F 1 ?= (1,1) – no, A=1 isn’t a prime, and B isn’t a prime so A isn’t permitted to be 1.

So now A must be a prime factor, or 1 if n is a prime or 1.

Let’s leave those particular weeds and consider F(-4)

F -4 ?= (-2, 2) – no, -2 isn’t a prime F -4 ?= (-4, 1) – no, -4 isn’t a prime F -4 ?= (1, -4) – no, A > B F -4 ?= (2, 2147483646) – yes!(?!?)

The last entry satisfies every requirement (again in signed integer arithmetic); 2 is a prime and a factor or -4, the smallest, 2 is less than 2147483646, 2 is positive. … yet it feels like a bug. Let’s just do like Alexander and bring a sword to this knot and require that n > 0, this also gets rid of the degenerate zero case.

Some reader may object and say this is because of signed integers, but believe me, floating point isn’t better, fixed point has gotchas as well. This post isn’t really about integers, it’s about our relationship to requirements.

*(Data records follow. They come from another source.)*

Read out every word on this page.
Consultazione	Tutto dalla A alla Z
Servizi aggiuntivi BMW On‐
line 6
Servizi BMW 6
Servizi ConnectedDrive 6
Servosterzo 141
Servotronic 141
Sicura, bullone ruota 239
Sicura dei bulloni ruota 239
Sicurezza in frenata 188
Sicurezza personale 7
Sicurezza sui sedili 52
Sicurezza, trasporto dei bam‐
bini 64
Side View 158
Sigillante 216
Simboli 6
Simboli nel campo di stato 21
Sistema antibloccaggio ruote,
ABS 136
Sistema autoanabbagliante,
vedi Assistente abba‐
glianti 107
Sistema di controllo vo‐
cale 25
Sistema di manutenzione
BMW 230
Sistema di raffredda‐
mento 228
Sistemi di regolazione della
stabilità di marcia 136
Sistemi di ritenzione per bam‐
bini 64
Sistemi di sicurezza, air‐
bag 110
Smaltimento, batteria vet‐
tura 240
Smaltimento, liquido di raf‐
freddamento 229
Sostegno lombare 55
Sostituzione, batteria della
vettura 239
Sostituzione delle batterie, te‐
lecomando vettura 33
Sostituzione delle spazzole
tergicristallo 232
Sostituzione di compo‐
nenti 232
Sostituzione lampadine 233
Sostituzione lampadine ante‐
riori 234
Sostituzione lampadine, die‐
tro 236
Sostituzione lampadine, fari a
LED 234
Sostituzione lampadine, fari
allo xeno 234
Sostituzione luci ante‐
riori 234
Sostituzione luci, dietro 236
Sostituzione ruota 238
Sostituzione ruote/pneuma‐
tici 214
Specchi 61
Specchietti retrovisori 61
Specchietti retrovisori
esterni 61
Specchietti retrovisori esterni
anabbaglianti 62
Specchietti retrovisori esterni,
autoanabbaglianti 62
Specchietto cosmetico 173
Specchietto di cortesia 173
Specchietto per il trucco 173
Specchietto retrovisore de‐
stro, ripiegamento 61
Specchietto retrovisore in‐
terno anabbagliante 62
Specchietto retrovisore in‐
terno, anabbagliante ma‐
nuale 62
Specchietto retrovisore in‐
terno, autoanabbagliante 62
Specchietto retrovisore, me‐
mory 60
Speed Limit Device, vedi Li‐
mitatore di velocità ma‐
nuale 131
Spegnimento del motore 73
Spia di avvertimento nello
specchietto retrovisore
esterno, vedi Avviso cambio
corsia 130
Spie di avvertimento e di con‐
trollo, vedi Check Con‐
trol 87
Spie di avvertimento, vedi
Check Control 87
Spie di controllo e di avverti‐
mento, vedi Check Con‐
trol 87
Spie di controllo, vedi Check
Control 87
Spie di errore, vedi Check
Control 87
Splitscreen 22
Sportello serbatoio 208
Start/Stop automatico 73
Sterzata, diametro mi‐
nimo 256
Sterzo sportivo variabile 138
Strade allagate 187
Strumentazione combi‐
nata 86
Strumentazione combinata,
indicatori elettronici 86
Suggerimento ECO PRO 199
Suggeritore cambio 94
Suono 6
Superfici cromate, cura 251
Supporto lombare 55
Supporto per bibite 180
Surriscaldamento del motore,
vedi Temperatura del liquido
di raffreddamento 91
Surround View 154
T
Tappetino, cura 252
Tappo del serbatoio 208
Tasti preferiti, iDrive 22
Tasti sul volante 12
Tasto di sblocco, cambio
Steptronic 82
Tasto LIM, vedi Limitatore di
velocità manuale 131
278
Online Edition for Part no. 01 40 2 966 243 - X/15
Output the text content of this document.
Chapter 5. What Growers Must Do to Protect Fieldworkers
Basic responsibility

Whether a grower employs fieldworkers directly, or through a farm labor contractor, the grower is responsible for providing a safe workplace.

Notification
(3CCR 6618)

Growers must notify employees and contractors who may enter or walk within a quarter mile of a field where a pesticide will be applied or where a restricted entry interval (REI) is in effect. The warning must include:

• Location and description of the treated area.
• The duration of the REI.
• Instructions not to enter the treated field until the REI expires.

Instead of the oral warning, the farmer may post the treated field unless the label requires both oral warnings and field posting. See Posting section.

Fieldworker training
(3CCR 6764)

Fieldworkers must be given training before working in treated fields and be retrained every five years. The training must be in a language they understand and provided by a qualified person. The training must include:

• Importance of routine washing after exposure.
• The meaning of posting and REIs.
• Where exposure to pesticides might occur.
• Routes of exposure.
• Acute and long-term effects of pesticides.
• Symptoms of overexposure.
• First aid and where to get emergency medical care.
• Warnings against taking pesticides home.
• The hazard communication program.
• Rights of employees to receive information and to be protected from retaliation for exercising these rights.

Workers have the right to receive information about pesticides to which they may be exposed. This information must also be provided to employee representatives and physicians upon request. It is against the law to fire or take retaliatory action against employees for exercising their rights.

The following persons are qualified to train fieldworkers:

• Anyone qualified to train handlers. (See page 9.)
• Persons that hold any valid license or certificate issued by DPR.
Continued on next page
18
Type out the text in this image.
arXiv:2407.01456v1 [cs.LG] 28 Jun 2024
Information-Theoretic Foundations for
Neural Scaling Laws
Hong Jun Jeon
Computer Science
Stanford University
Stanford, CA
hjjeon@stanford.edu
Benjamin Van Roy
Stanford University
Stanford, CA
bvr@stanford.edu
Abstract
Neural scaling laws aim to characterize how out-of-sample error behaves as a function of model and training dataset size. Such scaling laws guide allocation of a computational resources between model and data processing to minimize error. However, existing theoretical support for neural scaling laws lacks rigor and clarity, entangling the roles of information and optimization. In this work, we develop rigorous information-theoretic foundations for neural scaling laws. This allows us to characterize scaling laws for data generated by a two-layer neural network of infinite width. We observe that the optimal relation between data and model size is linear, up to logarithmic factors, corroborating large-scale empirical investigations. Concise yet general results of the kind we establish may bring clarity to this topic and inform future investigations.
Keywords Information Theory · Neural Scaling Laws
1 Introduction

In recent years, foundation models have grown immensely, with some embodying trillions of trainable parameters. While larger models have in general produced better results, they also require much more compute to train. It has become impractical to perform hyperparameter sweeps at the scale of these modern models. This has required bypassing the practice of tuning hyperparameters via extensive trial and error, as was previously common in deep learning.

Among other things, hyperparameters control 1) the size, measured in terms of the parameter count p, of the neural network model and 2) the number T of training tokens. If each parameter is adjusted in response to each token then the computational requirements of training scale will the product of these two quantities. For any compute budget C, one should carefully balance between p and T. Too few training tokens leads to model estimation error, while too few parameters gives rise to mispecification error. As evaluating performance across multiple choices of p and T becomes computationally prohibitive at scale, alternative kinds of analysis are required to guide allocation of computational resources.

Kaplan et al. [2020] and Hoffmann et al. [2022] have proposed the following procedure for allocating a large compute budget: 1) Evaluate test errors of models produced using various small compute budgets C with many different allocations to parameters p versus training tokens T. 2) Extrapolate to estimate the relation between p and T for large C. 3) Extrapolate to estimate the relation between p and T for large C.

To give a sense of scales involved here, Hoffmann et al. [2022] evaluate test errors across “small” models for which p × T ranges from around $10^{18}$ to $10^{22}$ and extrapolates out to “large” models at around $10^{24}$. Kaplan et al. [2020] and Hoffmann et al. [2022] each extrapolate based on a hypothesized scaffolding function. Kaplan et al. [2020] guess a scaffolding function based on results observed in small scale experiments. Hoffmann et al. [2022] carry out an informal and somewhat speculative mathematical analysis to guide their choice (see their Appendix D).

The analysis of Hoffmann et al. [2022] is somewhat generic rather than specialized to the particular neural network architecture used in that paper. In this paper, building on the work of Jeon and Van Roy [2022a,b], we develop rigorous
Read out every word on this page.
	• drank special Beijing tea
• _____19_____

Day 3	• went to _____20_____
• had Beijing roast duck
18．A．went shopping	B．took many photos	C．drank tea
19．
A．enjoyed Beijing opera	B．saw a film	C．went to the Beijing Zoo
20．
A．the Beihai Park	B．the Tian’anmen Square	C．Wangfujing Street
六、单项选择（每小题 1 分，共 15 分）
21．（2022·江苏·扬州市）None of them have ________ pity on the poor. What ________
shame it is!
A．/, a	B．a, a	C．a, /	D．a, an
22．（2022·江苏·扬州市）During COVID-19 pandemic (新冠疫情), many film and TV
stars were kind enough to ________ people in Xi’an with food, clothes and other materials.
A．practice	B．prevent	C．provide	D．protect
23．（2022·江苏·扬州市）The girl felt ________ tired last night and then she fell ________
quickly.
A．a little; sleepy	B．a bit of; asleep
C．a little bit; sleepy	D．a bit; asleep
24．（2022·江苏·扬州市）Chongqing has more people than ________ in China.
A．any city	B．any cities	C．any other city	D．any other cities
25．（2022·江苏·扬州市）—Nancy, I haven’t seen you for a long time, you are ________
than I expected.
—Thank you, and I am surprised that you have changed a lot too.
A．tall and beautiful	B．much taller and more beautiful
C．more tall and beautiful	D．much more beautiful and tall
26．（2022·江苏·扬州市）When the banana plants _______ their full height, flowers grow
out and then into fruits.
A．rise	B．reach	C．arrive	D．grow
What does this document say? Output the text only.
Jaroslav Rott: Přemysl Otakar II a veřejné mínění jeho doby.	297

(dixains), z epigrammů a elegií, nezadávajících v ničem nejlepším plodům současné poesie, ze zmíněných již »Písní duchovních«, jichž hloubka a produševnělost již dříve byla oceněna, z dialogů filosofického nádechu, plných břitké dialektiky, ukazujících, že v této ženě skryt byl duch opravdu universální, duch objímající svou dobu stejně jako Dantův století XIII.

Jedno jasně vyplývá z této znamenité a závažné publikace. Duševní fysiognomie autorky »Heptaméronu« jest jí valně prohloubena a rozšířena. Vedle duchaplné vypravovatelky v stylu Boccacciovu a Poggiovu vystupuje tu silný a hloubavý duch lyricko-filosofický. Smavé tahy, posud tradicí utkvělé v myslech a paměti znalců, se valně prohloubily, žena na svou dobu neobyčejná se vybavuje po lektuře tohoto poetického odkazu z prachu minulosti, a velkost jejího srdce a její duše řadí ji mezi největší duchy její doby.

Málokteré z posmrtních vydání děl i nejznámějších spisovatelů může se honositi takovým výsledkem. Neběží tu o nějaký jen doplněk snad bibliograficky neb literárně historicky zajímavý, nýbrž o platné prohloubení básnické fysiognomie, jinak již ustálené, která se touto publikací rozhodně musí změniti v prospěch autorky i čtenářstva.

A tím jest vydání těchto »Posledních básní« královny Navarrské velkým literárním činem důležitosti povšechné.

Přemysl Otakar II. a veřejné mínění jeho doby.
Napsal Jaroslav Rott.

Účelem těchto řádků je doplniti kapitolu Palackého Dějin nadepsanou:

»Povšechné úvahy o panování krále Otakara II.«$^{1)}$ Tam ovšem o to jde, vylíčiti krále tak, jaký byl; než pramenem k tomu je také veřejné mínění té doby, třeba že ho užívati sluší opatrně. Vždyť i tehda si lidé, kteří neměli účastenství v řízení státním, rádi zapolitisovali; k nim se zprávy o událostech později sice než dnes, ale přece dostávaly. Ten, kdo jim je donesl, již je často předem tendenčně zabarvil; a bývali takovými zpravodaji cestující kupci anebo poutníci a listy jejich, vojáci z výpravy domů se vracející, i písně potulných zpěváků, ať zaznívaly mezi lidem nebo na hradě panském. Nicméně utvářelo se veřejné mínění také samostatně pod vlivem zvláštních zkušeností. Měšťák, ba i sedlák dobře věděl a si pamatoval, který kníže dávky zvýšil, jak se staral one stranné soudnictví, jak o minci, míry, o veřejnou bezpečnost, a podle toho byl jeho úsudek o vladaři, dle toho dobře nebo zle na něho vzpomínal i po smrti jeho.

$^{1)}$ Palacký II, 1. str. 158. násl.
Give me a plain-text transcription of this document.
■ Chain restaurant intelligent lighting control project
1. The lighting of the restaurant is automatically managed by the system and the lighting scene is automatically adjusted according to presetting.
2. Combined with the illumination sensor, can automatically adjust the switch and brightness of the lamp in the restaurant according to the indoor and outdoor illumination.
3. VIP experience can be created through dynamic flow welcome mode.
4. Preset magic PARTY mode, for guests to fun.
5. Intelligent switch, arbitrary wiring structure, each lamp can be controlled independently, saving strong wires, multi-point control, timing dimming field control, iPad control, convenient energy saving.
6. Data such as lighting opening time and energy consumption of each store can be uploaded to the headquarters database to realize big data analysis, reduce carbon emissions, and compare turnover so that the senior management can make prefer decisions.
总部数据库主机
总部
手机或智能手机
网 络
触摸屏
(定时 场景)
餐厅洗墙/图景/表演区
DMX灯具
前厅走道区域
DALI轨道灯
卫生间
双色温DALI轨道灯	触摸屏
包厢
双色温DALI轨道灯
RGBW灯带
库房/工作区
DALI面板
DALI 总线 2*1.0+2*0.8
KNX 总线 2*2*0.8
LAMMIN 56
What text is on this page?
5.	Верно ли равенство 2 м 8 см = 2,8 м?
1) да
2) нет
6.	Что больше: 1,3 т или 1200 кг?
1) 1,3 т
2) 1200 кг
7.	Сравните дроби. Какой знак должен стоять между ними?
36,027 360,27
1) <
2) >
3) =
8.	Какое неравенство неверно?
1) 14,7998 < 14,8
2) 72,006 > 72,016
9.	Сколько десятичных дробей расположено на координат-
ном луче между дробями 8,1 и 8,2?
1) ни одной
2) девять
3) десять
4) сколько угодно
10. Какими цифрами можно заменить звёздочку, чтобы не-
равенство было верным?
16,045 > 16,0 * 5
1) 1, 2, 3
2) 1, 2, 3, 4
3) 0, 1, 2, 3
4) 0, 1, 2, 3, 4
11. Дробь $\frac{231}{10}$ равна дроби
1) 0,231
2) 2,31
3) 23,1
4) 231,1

While the requirements may seem simple, the function may strictly speaking open a socket to some SaaS-service that performs prime factoring. From the requirements it’s impossible to tell. It would be unexpected for a factoring function to run out of file descriptors or not work during a network outage, but given the requirements provided so far, it might; and we might call that a bug too.

This is how software development goes, on all levels, low level programming, high level programming, front-end programming, back-end programming.

What I want to argue is that this is something that happens a lot: Bugs, more often than not, aren’t a breaches of requirements, but rather the code surprising us in some fashion, upon which we quickly invent some new implicit requirements the code is breaking that we would not have been able to tell you before the discovery of the bug.

Software correctness is indeed praised by many, but in many cases it’s not entirely clear what it even means for software to be correct. In reality, it often boils down to some hand-wavy principle of least surprise, where a staggering amount of software requirements are entirely made up on the fly in response to the behavior of the code.

You may violently disagree with the inflammatory accusation that comes next, but if this is the case, is there any other word for software that repeatedly surprises its users through frequent design changes than this?: Buggy.